Gladstone had a population of 195 in the 2023 New Zealand census, an increase of 12 people (6.6%) since the 2018 census, and an increase of 42 people (27.5%) since the 2013 census. There were 96 males and 99 females in 75 dwellings. 1.5% of people identified as LGBTIQ+. The median age was 46.5 years (compared with 38.1 years nationally). There were 42 people (21.5%) aged under 15 years, 27 (13.8%) aged 15 to 29, 93 (47.7%) aged 30 to 64, and 36 (18.5%) aged 65 or older.

People could identify as more than one ethnicity. The results were 93.8% European (Pākehā), and 13.8% Māori. English was spoken by 100.0%, Māori by 1.5%, and other languages by 4.6%. No language could be spoken by 1.5% (e.g. too young to talk). New Zealand Sign Language was known by 1.5%. The percentage of people born overseas was 13.8, compared with 28.8% nationally.

Religious affiliations were 21.5% Christian, 1.5% Buddhist, 1.5% New Age, and 1.5% other religions. People who answered that they had no religion were 67.7%, and 7.7% of people did not answer the census question.

Of those at least 15 years old, 45 (29.4%) people had a bachelor's or higher degree, 90 (58.8%) had a post-high school certificate or diploma, and 18 (11.8%) people exclusively held high school qualifications. The median income was $52,700, compared with $41,500 nationally. 27 people (17.6%) earned over $100,000 compared to 12.1% nationally. The employment status of those at least 15 was 93 (60.8%) full-time, 33 (21.6%) part-time, and 3 (2.0%) unemployed.

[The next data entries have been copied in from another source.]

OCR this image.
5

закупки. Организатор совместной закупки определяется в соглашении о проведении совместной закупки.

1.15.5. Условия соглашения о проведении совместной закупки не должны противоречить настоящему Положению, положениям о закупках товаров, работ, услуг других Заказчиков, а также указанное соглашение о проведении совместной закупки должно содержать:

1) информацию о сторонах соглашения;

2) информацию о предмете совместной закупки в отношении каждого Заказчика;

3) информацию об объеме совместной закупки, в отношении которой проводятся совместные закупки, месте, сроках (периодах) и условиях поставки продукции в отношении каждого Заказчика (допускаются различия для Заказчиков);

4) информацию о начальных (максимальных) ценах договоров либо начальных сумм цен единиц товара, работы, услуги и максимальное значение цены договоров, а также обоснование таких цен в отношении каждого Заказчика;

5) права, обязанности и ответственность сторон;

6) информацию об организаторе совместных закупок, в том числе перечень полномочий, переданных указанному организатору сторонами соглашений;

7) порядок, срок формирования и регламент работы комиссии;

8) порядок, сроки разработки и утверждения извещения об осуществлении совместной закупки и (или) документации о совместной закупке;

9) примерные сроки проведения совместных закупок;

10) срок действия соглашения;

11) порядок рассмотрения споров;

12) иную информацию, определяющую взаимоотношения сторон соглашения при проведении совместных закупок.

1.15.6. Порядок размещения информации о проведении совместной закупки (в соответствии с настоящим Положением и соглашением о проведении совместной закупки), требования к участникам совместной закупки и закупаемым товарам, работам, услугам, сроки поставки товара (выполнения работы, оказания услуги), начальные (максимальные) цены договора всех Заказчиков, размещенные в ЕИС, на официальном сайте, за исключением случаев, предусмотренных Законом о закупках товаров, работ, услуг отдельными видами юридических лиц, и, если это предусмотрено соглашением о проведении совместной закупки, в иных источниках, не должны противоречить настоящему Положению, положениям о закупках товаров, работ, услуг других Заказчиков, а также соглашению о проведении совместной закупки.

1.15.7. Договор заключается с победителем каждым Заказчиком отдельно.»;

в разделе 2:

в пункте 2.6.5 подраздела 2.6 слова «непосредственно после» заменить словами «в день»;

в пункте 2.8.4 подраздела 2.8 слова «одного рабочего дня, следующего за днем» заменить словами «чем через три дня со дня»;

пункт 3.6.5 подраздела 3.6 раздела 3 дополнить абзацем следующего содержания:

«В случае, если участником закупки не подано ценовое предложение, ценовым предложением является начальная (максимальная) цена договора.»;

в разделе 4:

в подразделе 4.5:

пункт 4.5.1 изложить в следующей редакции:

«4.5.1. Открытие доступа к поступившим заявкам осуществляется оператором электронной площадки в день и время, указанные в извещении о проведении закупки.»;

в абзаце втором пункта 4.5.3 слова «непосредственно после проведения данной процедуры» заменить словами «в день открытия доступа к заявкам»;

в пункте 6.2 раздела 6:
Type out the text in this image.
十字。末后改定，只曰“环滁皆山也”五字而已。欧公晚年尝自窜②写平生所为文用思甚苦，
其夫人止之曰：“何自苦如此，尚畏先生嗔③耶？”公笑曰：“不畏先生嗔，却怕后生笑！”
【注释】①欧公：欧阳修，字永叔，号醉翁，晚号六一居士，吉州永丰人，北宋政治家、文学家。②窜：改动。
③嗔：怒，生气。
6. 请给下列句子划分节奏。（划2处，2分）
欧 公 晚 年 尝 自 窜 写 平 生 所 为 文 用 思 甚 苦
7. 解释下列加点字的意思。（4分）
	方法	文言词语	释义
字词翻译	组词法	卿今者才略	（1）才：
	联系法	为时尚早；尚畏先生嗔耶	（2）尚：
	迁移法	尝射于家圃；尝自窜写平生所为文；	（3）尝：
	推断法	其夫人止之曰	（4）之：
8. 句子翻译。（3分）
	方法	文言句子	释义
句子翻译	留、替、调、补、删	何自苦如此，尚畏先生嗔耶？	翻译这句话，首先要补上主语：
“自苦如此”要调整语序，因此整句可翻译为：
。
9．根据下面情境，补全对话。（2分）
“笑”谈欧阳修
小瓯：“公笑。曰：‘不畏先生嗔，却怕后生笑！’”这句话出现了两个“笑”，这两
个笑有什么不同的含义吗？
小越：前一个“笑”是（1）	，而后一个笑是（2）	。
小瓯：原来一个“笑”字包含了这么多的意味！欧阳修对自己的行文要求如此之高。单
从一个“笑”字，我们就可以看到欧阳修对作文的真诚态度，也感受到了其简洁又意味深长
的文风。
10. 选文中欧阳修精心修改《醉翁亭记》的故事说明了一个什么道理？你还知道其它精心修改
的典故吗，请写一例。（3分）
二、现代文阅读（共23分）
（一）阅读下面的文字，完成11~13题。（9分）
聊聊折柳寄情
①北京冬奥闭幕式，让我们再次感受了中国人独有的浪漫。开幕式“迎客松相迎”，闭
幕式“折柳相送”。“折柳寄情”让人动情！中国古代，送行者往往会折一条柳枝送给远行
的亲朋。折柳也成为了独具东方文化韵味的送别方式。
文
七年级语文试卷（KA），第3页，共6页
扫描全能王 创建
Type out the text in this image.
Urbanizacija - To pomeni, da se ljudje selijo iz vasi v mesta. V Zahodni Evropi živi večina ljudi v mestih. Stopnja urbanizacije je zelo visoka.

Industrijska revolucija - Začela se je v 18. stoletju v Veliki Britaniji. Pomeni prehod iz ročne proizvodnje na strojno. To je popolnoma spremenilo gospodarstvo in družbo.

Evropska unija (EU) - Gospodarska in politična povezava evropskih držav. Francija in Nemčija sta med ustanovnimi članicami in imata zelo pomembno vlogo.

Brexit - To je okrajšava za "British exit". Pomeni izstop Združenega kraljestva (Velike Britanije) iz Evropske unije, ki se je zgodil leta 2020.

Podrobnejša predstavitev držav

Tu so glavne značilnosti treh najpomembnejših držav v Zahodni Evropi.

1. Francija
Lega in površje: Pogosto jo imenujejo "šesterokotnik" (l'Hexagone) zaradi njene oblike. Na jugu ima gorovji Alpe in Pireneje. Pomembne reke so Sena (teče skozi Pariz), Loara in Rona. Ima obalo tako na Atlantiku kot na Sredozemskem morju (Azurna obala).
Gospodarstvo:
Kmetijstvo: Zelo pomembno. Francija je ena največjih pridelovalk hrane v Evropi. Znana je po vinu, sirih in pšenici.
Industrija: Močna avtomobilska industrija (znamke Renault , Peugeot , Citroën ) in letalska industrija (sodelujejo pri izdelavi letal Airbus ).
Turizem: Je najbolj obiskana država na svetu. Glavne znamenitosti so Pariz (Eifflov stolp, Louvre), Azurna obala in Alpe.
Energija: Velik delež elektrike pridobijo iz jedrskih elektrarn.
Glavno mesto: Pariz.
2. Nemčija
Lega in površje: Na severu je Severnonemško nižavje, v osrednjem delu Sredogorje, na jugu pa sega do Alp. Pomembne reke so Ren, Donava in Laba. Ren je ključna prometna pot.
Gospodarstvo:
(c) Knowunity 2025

Residents are primarily engaged in pastoral farming—sheep, dairy, beef, pigs, and deer—as well as agriculture-related work and small-scale lifestyle blocks. The local hapū is Ngāti Hikawera, part of the Ngāti Kahungunu iwi.

== Notable people ==
- Hamuera Tamahau Mahupuku (c.1842 – 14 January 1904), tribal leader, runholder, assessor, and newspaper proprietor. Mahupuku Road, Longbush is named after him.

== Events ==
A small number of local annual events take place, including:

- November: the Wairarapa Garden Tour, in which Longbush Cottage participates.
- November: Scarecrow's Big Day Out, a community festival held in the Gladstone area.
- Wednesday mornings: Longbush Playgroup, a local parent–child gathering.